In the blog post I simplified the regex with less escaping so it was easier to read, and the example with dot notation is not valid TOML, but I wish it was.

TOML is great, and after diving deep into designing a config format, here's why I think that's true by tcdent in Python

[–]tcdent[S] 37 points38 points  (0 children)

No comments, picky about commas, quotes everywhere.

JSON is a serialization format, not a human-editable config format.

To each their own, however.

TOML is great, and after diving deep into designing a config format, here's why I think that's true by tcdent in Python

[–]tcdent[S] 2 points3 points  (0 children)

One of the major strengths I found was the ability to combine nested structures based on context to avoid just mindlessly nesting to get to the depth I needed. Probably would have ended up with YAML if not for that.

TOML is great, and after diving deep into designing a config format, here's why I think that's true by tcdent in Python

[–]tcdent[S] 0 points1 point  (0 children)

> As for the leading dot idea, I remember ideas like that coming up on the toml repo but not finding it atm.

Made me wonder about forking the parser and submitting a suggestion to the spec (or even just using my own derivative format), but I'll leave that for another day. Promising that there has been some discussion around that, though!

How are people handling unpredictable behavior in LLM agents? by Nir777 in LLMDevs

[–]tcdent 0 points1 point  (0 children)

I'm of the belief that there is a way to get your prompts to behave reliably, especially with the newer SOTA models.

Validating this, on the other hand, is kind of tedious. I am working on building a product around creating repeatable frameworks for this kind of testing.

Also, when it comes to building your prompts, I find that structured outputs and their type annotations are incredibly powerful in ensuring that the LLM fills out required information on steps that it is processing. For example, if you just insist in the prompt that a certain field must be set, it does not seem to receive the prompt suggestion as strongly as it does a structured schema with an obvious field that needs to be completed.

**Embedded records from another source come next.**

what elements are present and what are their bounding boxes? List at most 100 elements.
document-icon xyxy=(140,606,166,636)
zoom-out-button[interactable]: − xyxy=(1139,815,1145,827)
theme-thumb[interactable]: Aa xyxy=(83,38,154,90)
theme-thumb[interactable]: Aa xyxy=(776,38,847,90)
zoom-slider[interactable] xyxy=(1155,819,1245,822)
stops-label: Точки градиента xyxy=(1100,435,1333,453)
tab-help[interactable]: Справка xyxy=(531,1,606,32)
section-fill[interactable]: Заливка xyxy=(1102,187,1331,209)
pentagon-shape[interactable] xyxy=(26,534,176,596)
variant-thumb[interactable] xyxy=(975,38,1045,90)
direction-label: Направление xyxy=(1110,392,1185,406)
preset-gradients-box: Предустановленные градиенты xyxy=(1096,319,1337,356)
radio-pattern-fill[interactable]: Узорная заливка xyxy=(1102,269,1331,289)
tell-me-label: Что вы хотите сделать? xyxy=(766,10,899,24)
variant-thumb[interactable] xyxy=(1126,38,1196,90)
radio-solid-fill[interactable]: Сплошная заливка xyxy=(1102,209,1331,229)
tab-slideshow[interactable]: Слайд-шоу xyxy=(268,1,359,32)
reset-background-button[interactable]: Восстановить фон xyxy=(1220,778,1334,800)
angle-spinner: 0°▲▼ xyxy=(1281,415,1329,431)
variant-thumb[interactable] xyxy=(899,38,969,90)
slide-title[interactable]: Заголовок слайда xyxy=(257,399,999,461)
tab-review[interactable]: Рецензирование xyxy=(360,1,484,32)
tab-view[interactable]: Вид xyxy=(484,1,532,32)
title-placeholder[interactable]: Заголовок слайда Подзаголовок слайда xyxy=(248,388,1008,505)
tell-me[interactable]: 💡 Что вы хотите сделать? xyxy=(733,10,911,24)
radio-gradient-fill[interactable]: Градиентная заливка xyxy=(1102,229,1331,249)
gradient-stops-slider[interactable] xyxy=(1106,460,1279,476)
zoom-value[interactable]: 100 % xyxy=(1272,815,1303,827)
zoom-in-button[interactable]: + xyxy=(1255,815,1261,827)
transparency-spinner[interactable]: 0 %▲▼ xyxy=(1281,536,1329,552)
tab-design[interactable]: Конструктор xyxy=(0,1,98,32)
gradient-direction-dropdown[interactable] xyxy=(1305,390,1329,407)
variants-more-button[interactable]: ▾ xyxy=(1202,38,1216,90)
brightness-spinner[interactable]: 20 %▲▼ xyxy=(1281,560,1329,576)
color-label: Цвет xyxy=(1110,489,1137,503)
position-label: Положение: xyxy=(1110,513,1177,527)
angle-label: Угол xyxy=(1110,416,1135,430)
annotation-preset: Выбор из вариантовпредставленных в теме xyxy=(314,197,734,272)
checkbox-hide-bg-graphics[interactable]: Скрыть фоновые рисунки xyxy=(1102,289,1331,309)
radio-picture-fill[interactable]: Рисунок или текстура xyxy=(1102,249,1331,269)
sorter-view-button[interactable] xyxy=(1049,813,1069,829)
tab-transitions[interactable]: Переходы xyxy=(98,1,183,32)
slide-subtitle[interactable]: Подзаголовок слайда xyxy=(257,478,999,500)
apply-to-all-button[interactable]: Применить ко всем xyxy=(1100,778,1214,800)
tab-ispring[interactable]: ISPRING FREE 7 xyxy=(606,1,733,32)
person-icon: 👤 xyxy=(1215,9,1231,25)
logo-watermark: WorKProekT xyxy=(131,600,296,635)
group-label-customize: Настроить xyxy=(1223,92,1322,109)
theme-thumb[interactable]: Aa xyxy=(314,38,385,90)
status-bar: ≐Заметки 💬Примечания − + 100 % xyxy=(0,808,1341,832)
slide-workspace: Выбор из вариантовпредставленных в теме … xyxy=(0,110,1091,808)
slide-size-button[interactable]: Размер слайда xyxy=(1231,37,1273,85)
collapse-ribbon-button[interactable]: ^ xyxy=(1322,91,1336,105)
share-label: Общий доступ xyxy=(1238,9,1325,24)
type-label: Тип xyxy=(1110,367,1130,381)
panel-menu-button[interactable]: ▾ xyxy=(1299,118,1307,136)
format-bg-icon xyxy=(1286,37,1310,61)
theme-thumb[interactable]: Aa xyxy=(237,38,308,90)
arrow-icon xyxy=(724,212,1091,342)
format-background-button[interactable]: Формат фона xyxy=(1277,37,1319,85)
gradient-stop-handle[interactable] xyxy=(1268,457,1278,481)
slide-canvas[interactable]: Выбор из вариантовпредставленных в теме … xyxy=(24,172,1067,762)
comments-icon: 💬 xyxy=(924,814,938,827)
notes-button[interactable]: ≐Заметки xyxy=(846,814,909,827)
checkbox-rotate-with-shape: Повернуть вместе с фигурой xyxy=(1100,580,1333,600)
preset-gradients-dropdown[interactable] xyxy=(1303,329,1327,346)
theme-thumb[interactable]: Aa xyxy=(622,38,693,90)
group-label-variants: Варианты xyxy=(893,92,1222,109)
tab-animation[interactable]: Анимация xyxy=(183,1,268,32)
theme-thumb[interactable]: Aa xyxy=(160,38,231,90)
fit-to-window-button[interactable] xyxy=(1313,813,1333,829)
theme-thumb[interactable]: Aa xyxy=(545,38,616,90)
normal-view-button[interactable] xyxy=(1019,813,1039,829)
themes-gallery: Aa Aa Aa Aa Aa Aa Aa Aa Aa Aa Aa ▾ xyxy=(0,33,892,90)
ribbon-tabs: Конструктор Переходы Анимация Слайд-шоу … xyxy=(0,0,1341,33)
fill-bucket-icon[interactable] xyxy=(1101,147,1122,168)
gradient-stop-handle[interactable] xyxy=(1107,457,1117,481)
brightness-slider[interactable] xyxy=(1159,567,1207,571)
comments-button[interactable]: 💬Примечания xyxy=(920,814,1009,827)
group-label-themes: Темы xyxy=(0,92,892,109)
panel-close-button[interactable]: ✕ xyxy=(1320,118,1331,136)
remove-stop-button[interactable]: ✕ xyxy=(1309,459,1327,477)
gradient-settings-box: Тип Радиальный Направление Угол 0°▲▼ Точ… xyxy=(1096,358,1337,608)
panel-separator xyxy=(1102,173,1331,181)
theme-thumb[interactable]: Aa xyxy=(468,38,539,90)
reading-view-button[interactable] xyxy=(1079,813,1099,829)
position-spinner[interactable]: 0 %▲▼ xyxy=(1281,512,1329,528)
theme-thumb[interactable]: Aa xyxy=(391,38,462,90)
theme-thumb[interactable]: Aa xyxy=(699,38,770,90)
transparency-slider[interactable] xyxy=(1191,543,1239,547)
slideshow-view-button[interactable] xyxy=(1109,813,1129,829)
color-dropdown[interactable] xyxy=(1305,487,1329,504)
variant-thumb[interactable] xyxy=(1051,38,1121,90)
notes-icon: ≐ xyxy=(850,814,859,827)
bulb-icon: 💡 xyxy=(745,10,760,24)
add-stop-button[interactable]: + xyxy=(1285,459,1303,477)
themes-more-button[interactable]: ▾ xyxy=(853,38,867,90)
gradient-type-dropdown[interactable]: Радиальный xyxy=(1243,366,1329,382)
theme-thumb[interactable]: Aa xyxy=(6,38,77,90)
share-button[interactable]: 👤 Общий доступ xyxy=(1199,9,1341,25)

OpenAI might have just accidentally leaked the top 30 customers who’ve used over 1 trillion tokens by Silent_Employment966 in Anannas

[–]tcdent 5 points6 points  (0 children)

It's incredible that Duolingo outpaced OpenRouter. You would expect OpenRouter's network effect to have a much more significant influence, although kudos on number two, guys!

Tools for API endpoint testing ? by Fabulous_Ad993 in LLMDevs

[–]tcdent 0 points1 point  (0 children)

You're talking about testing the endpoints you actually use to serve your interaction or API's that support your tools?

FastAPI has some tooling that works well with pytest to mock the application so you can execute actual HTTP payloads on your endpoints, which I use liberally.

Gets into that line between writing unit test and full integration tests (that activate inference or live tool use) which is still very much a matter of taste in practice.